# proving question with integral

• June 1st 2013, 11:43 PM
orir
proving question with integral
f is an integrable no-negative function in [a,b]. i need to prove that if exists point $c\in(a,b)$, so f is continous in $c$ and $f(c)>0$, so $\intop_{a}^{b}f(x)dx>0$
• June 1st 2013, 11:50 PM
orir
Re: proving question with integral
is it correct to prove that way? if exists point c, so maintains: $0
so - rather the integral is negative and the fracture, or the integral is positive and so is the fracture. and, obviously we know the fracture is positive, so we can conclude that the integral is also positive.

can i do that? isn't that correct only when the function is continous?! or maybe because it's given that "f is continous in $c$" it's fine?
• June 2nd 2013, 02:01 AM
ibdutt
Re: proving question with integral
please check if the question has been correctly posted. The reason is the if the function is non negative then the function will have positive values over the interval. That is to say for any c in the given interval f(c) will be positive i.e, f(c) > 0
• June 2nd 2013, 03:36 AM
Plato
Re: proving question with integral
Quote:

Originally Posted by orir
f is an integrable no-negative function in [a,b]. i need to prove that if exists point $c\in(a,b)$, so f is continous in $c$ and $f(c)>0$, so $\intop_{a}^{b}f(x)dx>0$

Because $f$ is continous at $x= c$ you know that $\exists (u,v)\subset (a,b)$ such that $\forall x\in (u,v)\left[ {f(x) > \frac{{f(c)}}{2}} \right]$. WHY?

Thus $\int_a^b f = \int_a^u f + \int_u^v f + \int_v^b f \geqslant 0 + \frac{{f(c)}}{2}\left( {v - u} \right) + 0 > 0$
• June 2nd 2013, 03:42 AM
Plato
Re: proving question with integral
Quote:

Originally Posted by ibdutt
please check if the question has been correctly posted. The reason is the if the function is non negative then the function will have positive values over the interval. That is to say for any c in the given interval f(c) will be positive i.e, f(c) > 0

That is in fact not true. If $\forall x\in [a,b]\left[f(x)=0\right]$ then $f$ is non-negative on $[a,b].$
• June 2nd 2013, 04:00 AM
orir
Re: proving question with integral
Quote:

Originally Posted by Plato
Because $f$ is continous at $x= c$ you know that $\exists (u,v)\subset (a,b)$ such that $\forall x\in (u,v)\left[ {f(x) > \frac{{f(c)}}{2}} \right]$. WHY?

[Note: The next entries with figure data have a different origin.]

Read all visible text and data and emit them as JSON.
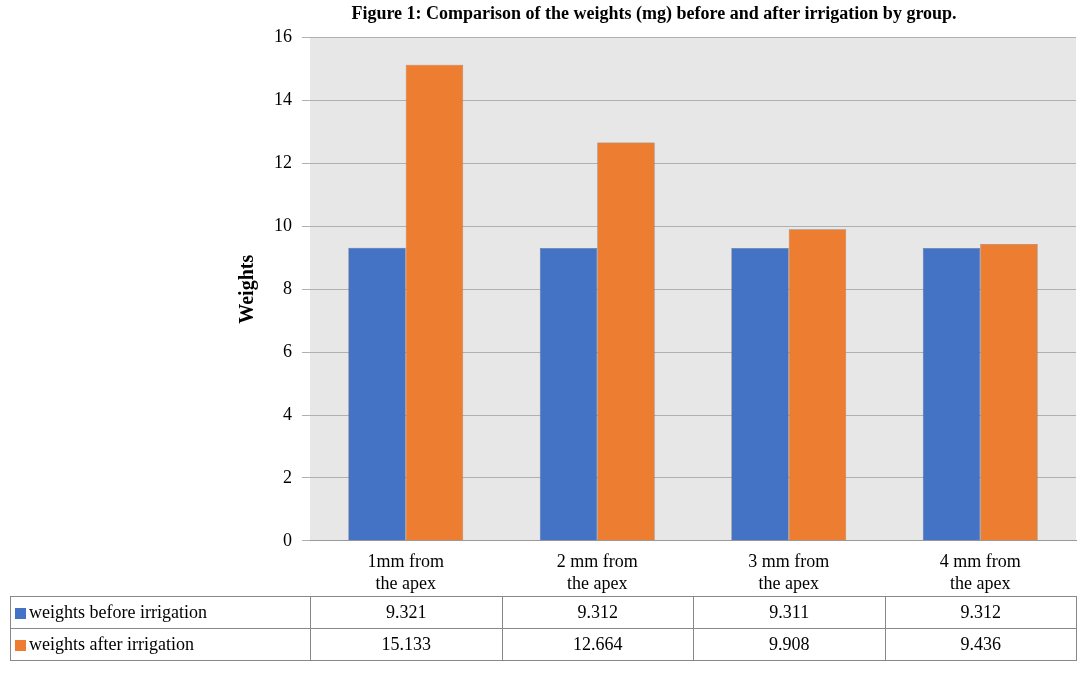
{
  "chart_data": {
    "type": "bar",
    "title": "Figure 1: Comparison of the weights (mg) before and after irrigation by group.",
    "ylabel": "Weights",
    "categories": [
      "1mm from the apex",
      "2 mm from the apex",
      "3 mm from the apex",
      "4 mm from the apex"
    ],
    "series": [
      {
        "name": "weights before irrigation",
        "color": "#4472c4",
        "values": [
          9.321,
          9.312,
          9.311,
          9.312
        ]
      },
      {
        "name": "weights after irrigation",
        "color": "#ed7d31",
        "values": [
          15.133,
          12.664,
          9.908,
          9.436
        ]
      }
    ],
    "ylim": [
      0,
      16
    ],
    "yticks": [
      0,
      2,
      4,
      6,
      8,
      10,
      12,
      14,
      16
    ],
    "grid": "y",
    "legend": "bottom",
    "data_labels": true
  }
}
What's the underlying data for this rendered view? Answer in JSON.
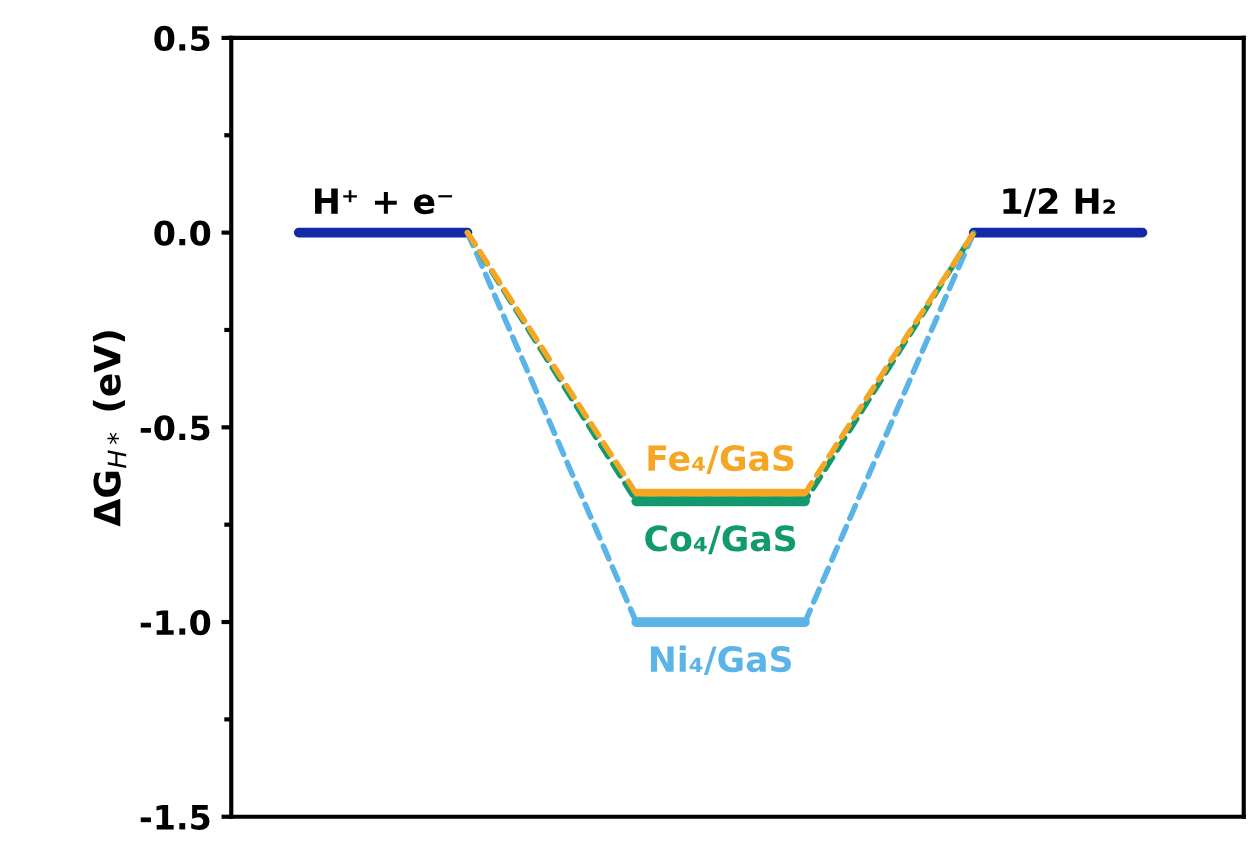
{
  "chart_data": {
    "type": "line",
    "ylabel": "ΔG$_{H*}$ (eV)",
    "categories": [
      null,
      null,
      null,
      null,
      null,
      null
    ],
    "series": [
      {
        "color": "#1428a8",
        "values": [
          0,
          0,
          null,
          null,
          0,
          0
        ],
        "line_style": "solid"
      },
      {
        "name": "Fe₄/GaS",
        "color": "#f5a623",
        "values": [
          null,
          0,
          -0.67,
          -0.67,
          0,
          null
        ],
        "line_style": "dashed"
      },
      {
        "name": "Co₄/GaS",
        "color": "#119a6e",
        "values": [
          null,
          0,
          -0.69,
          -0.69,
          0,
          null
        ],
        "line_style": "dashed"
      },
      {
        "name": "Ni₄/GaS",
        "color": "#5ab4e8",
        "values": [
          null,
          0,
          -1.0,
          -1.0,
          0,
          null
        ],
        "line_style": "dashed"
      }
    ],
    "annotations": [
      "H⁺ + e⁻",
      "1/2 H₂"
    ],
    "ylim": [
      -1.5,
      0.5
    ],
    "yticks": [
      {
        "value": -1.5,
        "label": "-1.5"
      },
      {
        "value": -1.25,
        "label": null
      },
      {
        "value": -1.0,
        "label": "-1.0"
      },
      {
        "value": -0.75,
        "label": null
      },
      {
        "value": -0.5,
        "label": "-0.5"
      },
      {
        "value": -0.25,
        "label": null
      },
      {
        "value": 0.0,
        "label": "0.0"
      },
      {
        "value": 0.25,
        "label": null
      },
      {
        "value": 0.5,
        "label": "0.5"
      }
    ],
    "tick_labels": "y",
    "grid": false,
    "legend": "center"
  }
}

Thus $\int_a^b f = \int_a^u f + \int_u^v f + \int_v^b f \geqslant 0 + \frac{{f(c)}}{2}\left( {v - u} \right) + 0 > 0$

i didn't understand why ${f(x) > \frac{{f(c)}}{2}}$, and acctualy all.. :S sorry..
• June 2nd 2013, 04:35 AM
Plato
Re: proving question with integral
Quote:

Originally Posted by orir
i didn't understand why ${f(x) > \frac{{f(c)}}{2}}$, and acctualy all.. :S sorry..

That is the key to this problem. Review your textbooks/notes on continuous functions.

Find a theorem that says: If $f$ is continuous at $x_0$ then there is an open interval about $x_0$ on which $f$ has the same sign as $f(x_0)$.

Now if you cannot find that theorem then prove it. I will not.
• June 2nd 2013, 04:45 AM
orir
Re: proving question with integral
but what about my way... is it not good at all?
• June 2nd 2013, 05:16 AM
Plato
Re: proving question with integral
Quote:

Originally Posted by orir
but what about my way... is it not good at all?

You are trying to use a mean value theorem for integrals.
However, the given conditions are not sufficient to use that.
• June 19th 2013, 11:56 AM
bkarpuz
Re: proving question with integral
The converse is also true, i.e. for a function $f\in C([a,b],[0,\infty))$,
There exists $c\in[a,b]$ such that $f(c)>0$ if and only if $\int_{a}^{b}f(x) \mathrm{d}x>0$.
Proof of sufficiency is given in Plato's Post #4,
and for the proof of necessity, you can use the method of contradiction.